For a long time, the maritime industry has shaped our past as well as our future. It is and continues to be the dynamic element of our economy. With any industry comes the fear of accidents. Despite challenges, the maritime sector continues to grow.

In our list of dangerous sea routes, the next one is the British Isles, the group of islands off the north-western coast of Europe including England, Scotland, Wales, and the Republic of Ireland and numerous smaller islands facing the Celtic Sea, the Irish Sea and the Atlantic Ocean with the North Sea to its east.

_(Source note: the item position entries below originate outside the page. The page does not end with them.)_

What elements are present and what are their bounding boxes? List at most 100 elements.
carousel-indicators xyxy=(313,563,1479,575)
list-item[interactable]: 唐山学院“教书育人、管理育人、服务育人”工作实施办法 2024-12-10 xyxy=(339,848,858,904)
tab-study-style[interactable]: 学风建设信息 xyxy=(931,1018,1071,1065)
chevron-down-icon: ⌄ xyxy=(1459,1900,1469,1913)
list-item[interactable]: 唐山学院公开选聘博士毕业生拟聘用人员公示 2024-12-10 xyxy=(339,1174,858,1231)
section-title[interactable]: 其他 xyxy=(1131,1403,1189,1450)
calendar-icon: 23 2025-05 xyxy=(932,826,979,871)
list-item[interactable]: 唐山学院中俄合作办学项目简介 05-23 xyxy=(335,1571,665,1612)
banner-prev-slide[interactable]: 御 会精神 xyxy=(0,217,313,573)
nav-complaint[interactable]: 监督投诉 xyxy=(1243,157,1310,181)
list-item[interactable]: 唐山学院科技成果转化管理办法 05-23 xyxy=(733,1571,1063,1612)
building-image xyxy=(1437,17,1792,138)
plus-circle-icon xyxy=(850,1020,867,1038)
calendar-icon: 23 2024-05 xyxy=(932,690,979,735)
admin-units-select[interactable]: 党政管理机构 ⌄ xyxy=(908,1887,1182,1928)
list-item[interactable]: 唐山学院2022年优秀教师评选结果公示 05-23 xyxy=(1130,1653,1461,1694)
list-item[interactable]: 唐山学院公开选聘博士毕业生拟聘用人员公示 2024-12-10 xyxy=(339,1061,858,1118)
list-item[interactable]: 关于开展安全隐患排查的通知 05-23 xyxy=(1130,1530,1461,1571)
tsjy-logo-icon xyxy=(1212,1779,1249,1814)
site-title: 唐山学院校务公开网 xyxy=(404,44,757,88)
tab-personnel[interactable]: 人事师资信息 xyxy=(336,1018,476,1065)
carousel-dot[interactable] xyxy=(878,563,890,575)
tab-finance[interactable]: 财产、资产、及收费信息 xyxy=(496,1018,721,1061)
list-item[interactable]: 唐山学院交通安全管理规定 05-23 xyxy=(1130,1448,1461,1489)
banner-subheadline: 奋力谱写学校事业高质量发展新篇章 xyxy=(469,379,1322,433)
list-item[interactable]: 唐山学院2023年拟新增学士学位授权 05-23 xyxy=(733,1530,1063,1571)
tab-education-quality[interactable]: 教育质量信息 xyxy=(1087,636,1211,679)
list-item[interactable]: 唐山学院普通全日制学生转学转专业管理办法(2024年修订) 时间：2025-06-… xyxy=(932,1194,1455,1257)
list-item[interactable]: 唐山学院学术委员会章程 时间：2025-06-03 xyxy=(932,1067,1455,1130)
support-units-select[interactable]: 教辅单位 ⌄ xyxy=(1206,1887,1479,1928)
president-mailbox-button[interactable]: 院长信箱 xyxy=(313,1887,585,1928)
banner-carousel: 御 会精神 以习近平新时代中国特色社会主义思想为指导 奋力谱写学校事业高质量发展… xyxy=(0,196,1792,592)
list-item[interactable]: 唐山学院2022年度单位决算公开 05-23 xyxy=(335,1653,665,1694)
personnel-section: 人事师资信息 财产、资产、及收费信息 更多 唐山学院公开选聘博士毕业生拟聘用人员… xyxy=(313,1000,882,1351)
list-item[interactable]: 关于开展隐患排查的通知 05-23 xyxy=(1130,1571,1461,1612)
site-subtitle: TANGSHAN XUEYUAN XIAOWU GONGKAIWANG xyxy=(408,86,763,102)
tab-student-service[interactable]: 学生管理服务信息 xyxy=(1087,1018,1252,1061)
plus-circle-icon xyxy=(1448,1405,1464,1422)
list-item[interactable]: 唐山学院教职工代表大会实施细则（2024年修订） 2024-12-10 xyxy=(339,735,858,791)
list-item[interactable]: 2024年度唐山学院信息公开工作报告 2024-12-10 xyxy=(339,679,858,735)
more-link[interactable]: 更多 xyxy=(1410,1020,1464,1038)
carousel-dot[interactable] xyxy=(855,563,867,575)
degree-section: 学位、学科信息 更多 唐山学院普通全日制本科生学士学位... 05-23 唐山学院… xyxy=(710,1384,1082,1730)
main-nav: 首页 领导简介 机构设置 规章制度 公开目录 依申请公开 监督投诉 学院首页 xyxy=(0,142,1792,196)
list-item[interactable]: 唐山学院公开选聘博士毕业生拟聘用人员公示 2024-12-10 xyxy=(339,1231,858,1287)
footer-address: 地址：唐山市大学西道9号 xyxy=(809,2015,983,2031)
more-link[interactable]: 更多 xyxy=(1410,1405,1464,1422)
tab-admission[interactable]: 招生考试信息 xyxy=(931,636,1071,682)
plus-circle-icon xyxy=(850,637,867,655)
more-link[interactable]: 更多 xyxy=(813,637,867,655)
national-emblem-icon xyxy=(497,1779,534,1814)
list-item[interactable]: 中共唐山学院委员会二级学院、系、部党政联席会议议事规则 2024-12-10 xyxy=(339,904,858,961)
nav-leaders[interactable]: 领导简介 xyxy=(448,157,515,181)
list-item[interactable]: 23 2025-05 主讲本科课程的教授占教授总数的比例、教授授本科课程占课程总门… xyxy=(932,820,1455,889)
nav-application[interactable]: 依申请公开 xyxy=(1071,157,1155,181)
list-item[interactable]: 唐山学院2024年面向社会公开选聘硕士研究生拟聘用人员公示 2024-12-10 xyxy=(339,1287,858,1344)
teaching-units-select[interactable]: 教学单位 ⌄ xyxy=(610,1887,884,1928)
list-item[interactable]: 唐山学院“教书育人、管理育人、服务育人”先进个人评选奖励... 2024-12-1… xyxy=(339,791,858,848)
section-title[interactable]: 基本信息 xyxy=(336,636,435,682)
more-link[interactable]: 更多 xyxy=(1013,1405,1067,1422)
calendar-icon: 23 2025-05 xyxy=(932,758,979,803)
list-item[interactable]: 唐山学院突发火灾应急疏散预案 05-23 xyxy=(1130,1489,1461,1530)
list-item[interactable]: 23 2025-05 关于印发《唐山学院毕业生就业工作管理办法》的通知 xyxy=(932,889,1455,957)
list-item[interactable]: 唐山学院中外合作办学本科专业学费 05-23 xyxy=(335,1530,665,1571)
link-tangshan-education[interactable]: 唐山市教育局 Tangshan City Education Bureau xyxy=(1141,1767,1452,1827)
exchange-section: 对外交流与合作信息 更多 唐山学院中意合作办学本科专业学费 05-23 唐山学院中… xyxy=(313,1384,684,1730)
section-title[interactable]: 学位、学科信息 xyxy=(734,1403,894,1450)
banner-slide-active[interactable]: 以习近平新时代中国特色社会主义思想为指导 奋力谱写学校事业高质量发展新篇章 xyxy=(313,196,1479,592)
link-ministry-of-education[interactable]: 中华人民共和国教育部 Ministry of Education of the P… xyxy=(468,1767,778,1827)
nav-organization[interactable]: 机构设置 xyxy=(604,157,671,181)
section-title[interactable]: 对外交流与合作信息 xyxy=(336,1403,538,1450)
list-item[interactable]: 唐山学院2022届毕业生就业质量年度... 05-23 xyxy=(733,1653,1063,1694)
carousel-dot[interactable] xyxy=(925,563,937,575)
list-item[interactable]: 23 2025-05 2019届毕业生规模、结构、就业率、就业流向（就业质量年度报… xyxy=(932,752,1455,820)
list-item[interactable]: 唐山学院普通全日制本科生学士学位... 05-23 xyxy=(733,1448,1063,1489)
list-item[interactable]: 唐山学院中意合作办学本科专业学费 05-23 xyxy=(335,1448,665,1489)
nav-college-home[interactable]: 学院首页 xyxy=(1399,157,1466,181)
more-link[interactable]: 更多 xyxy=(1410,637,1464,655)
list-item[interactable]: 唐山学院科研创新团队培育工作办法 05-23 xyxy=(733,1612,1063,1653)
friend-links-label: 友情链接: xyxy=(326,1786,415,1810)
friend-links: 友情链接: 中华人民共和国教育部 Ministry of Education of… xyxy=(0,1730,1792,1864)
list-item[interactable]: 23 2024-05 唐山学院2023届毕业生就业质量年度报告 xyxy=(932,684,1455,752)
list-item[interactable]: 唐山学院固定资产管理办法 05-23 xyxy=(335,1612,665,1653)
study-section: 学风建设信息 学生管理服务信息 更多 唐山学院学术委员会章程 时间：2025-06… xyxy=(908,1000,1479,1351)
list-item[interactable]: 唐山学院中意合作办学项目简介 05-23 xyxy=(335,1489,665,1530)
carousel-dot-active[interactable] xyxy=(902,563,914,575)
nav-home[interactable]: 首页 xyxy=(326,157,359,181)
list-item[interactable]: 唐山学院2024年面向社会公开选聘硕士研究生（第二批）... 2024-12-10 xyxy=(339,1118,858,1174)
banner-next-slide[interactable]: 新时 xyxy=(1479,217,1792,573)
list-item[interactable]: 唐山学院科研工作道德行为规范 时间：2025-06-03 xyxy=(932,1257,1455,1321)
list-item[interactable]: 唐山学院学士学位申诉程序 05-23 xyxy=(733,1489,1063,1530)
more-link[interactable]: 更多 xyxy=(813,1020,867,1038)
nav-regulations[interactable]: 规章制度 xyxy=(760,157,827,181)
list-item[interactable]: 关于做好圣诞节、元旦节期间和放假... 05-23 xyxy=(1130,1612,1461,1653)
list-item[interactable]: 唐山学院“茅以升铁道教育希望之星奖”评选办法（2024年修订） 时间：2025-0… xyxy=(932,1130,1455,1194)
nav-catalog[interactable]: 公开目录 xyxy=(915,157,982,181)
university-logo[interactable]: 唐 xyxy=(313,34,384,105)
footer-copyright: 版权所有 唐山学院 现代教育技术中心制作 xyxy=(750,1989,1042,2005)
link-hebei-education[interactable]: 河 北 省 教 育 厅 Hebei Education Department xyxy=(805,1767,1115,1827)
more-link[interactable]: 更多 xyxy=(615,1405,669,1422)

With so many seas and oceans surrounding the British Isles area, sea routes have become a vital part. The British Isles have a brief history of its formation. Until the advent of air transport and the creation of the Channel Tunnel, marine transport was the only way of reaching the British Isles. For this reason, maritime trade and naval power have always had great importance.

Historically, the demand for goods and services asked for increased connectivity amongst the islands. The key maritime dimension developed mainly in England and Scotland. Earlier as Ireland did not have either tunnel or bridge to connect it with Great Britain, the vast majority of heavy goods trade was and is still done by sea. The British Isles have an important role in Europe.

Besides huge vessels, ferries and even small fishing boats operate in the waters in and around the British Isles area. Shipping lanes there have always been busy and further, with global fleet expansions, it is forecasted to get busier. With this, the risk of accidents and environmental disasters also increases.

Multiple accidents have been recorded for a long time in the shipping lanes around the British Isles making it known as the fourth-worst in the world for accidents. There were 135 reported shipping accidents in the shipping lanes around the British Isles, North Sea, and Bay of Biscay between 1999 and 2011. During the year 2014, total losses in the British Isles and surrounding waters doubled year on year. The British Isles, North Sea, English Channel, and Bay of Biscay region saw the highest number of reported incidents (579) in 2020.

Besides fires, collisions, leakage of toxic waste, poor maintenance of vessels, and a lack of regard for any safety regulations, storms, and harsh weather have contributed to a number of tragic incidents. Cargo ships account for 40% of all ships that are lost at sea. Running aground is particularly problematic to environmental agencies as damage can be detrimental to fragile marine ecosystems.

The overall British Isles witness a temperate maritime climate but with different water bodies around the area, each water body has its own temperatures, tidal force, currents, etc. However, it is important to consider the fact that climate change models show an increased storm surge, changing wind and wave patterns, and extreme weather events.

The Irish Sea, the main sea route for Ireland to England, has undergone a series of dramatic changes over the last 20,000 years as the last glacial period ended and was replaced by warmer conditions. The next one is the feared Bay of Biscay, the Celtic Sea, which also lies in its vicinity. Moreover, the Atlantic Ocean ranks second in the catalogue of the most dangerous ocean waters in the world which is usually affected by coastal winds, the temperature of the water surface and the water currents. Lastly, the North Sea is the hotspot for shipping accidents.

The Scilly naval disaster of October 1707 saw the loss of four warships of a Royal Navy fleet off the Isles of Scilly, in southwest England due to severe weather. Between 1,400 and 2,000 sailors lost their lives aboard the wrecked vessels, making the incident one of the worst maritime disasters in British naval history.

Another incident, that took place in August 1848 is the Moray Firth fishing disaster. Around 100 fishermen lost their lives and as many as 124 boats were lost, many while trying to enter the harbor. Caused by a severe storm, this incident lead to widespread improvements to harbors and significant changes to the design of fishing boats over the remainder of the 19th century. This event on the east coast of Scotland was one of the worst fishing disasters in maritime history.

Besides that, narrow channels which funnel shipping into predictable routes have long created opportunities for piracy. The English Channel’s geographic structures facilitate piracy attacks.

With so many shipping movements per year, whether freight or passenger, and some very dangerous weather and coastlines, the area surrounding the British Isles are some of the most dangerous in the world.